⚡ Quick Summary
As AI capabilities grow rapidly, so does the urgency to build robust evaluation and testing practices. This August 2025 report by Microsoft’s Office of Responsible AI analyzes how other high-stakes sectors—like civil aviation, pharmaceuticals, and nuclear power—have embedded testing into their governance systems. Drawing on expert case studies, the paper identifies core principles that can inform AI governance: balancing pre- and post-deployment testing, standardizing methodologies, and building evaluation infrastructure. It also surveys ongoing initiatives like the AI Safety Institutes and proposes six detailed policy recommendations. This is a foundational text for policymakers and technical leaders working at the intersection of AI safety, assurance, and regulation.
🧩 What’s Covered
The report is structured into three parts and two appendices:
1. Lessons from Eight Domains
The study covers civil aviation, pharmaceuticals, medical devices, nuclear power, bank stress testing, cybersecurity, genome editing, and nanotechnology. It identifies key distinctions in evaluation ecosystems, such as:
- Strict, pre-deployment testing regimes (e.g. aviation, pharma) rely on high standardization and regulation but are slow to adapt.
- Dynamic governance models (e.g. cybersecurity, banking) emphasize post-deployment monitoring and flexibility.
- General-purpose technologies (GPTs) like genome editing and nanotech face challenges with upstream vs. downstream governance—balancing broad rules with context-specific risks.
2. Ongoing Initiatives
The report highlights multistakeholder and public-sector efforts:
- The EU AI Act, U.S. AI Action Plan, and Singapore’s AI Verify initiative embed AI evaluation in policy.
- Tools like AILuminate, PyRIT, and Microsoft’s ADeLe framework show how industry is advancing benchmarks.
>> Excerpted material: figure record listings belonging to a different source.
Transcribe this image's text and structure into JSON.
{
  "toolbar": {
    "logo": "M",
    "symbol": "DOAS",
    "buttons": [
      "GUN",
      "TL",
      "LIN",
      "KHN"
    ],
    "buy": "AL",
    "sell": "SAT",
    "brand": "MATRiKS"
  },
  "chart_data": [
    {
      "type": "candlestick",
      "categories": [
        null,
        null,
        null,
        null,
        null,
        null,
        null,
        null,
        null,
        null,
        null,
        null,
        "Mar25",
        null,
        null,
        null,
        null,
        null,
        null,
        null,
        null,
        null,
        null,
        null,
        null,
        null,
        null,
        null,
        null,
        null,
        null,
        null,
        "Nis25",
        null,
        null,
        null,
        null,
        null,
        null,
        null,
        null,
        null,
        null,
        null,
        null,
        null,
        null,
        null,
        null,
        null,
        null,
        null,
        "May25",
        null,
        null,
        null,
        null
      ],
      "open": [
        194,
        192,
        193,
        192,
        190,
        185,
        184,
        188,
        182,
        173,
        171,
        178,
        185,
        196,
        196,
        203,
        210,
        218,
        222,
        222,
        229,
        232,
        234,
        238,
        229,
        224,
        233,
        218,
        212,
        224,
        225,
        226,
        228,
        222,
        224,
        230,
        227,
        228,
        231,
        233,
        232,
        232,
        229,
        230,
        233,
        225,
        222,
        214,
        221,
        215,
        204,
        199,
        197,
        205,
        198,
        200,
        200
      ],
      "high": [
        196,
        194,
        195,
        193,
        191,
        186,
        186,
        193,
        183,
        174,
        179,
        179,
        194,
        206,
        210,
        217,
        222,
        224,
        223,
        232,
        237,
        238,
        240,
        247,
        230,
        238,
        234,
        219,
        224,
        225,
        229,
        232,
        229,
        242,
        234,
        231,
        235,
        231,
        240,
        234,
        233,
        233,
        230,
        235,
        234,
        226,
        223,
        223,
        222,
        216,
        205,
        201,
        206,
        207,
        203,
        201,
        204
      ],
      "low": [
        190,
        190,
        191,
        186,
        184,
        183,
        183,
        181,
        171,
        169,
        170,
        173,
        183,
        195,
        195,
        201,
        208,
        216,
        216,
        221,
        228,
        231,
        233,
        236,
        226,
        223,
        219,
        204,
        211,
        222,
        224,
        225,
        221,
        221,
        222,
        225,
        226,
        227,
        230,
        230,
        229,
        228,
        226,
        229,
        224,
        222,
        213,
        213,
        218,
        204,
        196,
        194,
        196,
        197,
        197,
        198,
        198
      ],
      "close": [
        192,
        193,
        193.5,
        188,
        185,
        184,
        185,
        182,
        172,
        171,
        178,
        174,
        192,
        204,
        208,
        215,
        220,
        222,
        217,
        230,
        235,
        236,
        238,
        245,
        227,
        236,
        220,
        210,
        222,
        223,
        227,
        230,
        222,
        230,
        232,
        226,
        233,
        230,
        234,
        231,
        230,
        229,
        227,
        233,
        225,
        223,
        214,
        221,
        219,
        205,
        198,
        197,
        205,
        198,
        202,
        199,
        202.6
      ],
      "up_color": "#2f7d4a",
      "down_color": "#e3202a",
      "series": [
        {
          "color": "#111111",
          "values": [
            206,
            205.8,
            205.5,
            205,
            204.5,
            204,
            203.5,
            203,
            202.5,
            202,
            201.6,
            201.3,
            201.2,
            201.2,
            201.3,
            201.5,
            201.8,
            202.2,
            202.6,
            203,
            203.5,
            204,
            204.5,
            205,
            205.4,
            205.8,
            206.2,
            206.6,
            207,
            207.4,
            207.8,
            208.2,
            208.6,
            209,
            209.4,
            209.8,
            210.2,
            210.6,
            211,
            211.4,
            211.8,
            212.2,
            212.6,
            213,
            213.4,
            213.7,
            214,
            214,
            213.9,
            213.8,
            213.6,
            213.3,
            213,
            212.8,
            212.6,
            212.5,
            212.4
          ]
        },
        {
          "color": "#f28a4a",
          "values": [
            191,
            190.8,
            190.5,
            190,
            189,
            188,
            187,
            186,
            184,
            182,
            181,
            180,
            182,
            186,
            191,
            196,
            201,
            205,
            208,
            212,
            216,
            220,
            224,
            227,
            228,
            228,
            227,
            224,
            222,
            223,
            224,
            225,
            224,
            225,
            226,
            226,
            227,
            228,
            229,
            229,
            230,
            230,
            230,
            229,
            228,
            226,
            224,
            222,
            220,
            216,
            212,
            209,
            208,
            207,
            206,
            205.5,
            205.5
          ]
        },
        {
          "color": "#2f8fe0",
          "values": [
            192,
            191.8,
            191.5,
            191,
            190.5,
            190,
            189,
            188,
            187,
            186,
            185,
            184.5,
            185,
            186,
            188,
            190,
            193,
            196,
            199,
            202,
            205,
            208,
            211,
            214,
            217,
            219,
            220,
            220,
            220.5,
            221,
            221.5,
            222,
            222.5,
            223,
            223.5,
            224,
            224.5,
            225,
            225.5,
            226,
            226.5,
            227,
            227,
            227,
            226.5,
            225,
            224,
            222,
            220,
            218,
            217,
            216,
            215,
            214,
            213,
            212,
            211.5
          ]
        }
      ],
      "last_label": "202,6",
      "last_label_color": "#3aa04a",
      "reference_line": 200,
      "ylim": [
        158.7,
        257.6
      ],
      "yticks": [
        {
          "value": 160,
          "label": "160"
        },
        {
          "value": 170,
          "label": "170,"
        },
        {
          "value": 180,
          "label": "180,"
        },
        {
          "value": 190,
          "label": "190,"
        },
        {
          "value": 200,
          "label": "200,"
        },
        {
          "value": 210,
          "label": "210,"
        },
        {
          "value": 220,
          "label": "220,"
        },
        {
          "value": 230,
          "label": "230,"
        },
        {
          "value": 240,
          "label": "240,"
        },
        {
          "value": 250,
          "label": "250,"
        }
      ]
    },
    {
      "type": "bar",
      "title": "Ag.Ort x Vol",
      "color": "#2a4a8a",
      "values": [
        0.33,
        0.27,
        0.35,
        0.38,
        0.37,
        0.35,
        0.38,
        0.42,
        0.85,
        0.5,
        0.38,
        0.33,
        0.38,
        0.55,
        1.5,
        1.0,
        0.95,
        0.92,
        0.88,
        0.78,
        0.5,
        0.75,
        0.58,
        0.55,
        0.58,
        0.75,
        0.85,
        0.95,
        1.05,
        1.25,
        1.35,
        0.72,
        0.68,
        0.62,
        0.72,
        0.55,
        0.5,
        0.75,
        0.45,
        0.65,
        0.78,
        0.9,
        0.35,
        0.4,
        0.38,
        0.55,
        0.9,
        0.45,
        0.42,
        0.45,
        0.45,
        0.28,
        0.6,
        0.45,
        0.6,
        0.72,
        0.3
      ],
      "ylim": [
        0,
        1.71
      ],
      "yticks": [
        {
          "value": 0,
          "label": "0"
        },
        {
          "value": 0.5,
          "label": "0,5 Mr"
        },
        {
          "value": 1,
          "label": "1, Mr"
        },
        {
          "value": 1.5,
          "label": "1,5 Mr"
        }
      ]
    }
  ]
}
- International joint testing exercises (e.g. UK-US red teaming of OpenAI’s o1 model) demonstrate a growing global evaluation ecosystem.
3. Policy Recommendations
Six recommendations are presented, including:
- Shift focus toward evaluating end-to-end AI applications, not just models.
- Invest in multistakeholder evaluation infrastructure.
- Develop sector-specific frameworks and post-deployment monitoring.
Appendices
Appendix A outlines types of AI evaluation (auditing, red teaming, uplift studies, risk-focused evaluations, policy adherence testing).
Appendix B summarizes each domain’s testing methods, timing, thresholds, and role in governance via a clear comparison table.
💡 Why it matters?
AI evaluation is emerging as a linchpin of responsible AI governance. But unlike legacy domains with decades of regulation and consensus on testing (e.g., pharma or aviation), AI’s rapid pace and general-purpose nature demand new frameworks that are adaptive, rigorous, and scalable. This report offers a rare systems-level perspective, helping policymakers avoid pitfalls (like overemphasizing pre-deployment testing) and take cues from real-world governance successes. With frontier AI capabilities and associated risks accelerating, these insights are timely and directly applicable to shaping national and organizational AI evaluation strategies.
❓ What’s Missing
- The report does not deeply engage with non-Western governance models, particularly from China or India.
- There’s limited discussion of AI-specific metrics—such as robustness, interpretability, or alignment—beyond broad categories.
- Case studies, while insightful, are summarized too briefly in the main body and rely on external references for depth.
- Implementation barriers (e.g. costs, talent shortages, or legal constraints) receive less attention than conceptual recommendations.
👥 Best For
- Policymakers designing AI regulatory frameworks
- AI assurance researchers and practitioners
- Risk, compliance, and ethics teams in AI-driven companies
- Standards bodies and multistakeholder initiatives
- Developers of high-stakes or general-purpose AI systems
📄 Source Details
Title: Learning from other domains to advance AI evaluation and testing
Publisher: Microsoft Office of Responsible AI
Date: August 2025
Contributors: Experts from academia (e.g. Alta Charo, Daniel Carpenter), regulators (e.g. Kathryn Judge, Ciaran Martin), and organizations like MLCommons
Length: 24 pages
Access: Internal white paper with supporting links to case studies and external tools
📝 Thanks to
Alta Charo, Jennifer Dionne, Daniel Carpenter, MLCommons, and the Oxford Martin AI Governance Initiative for shaping the cross-domain case studies that underpin this analysis.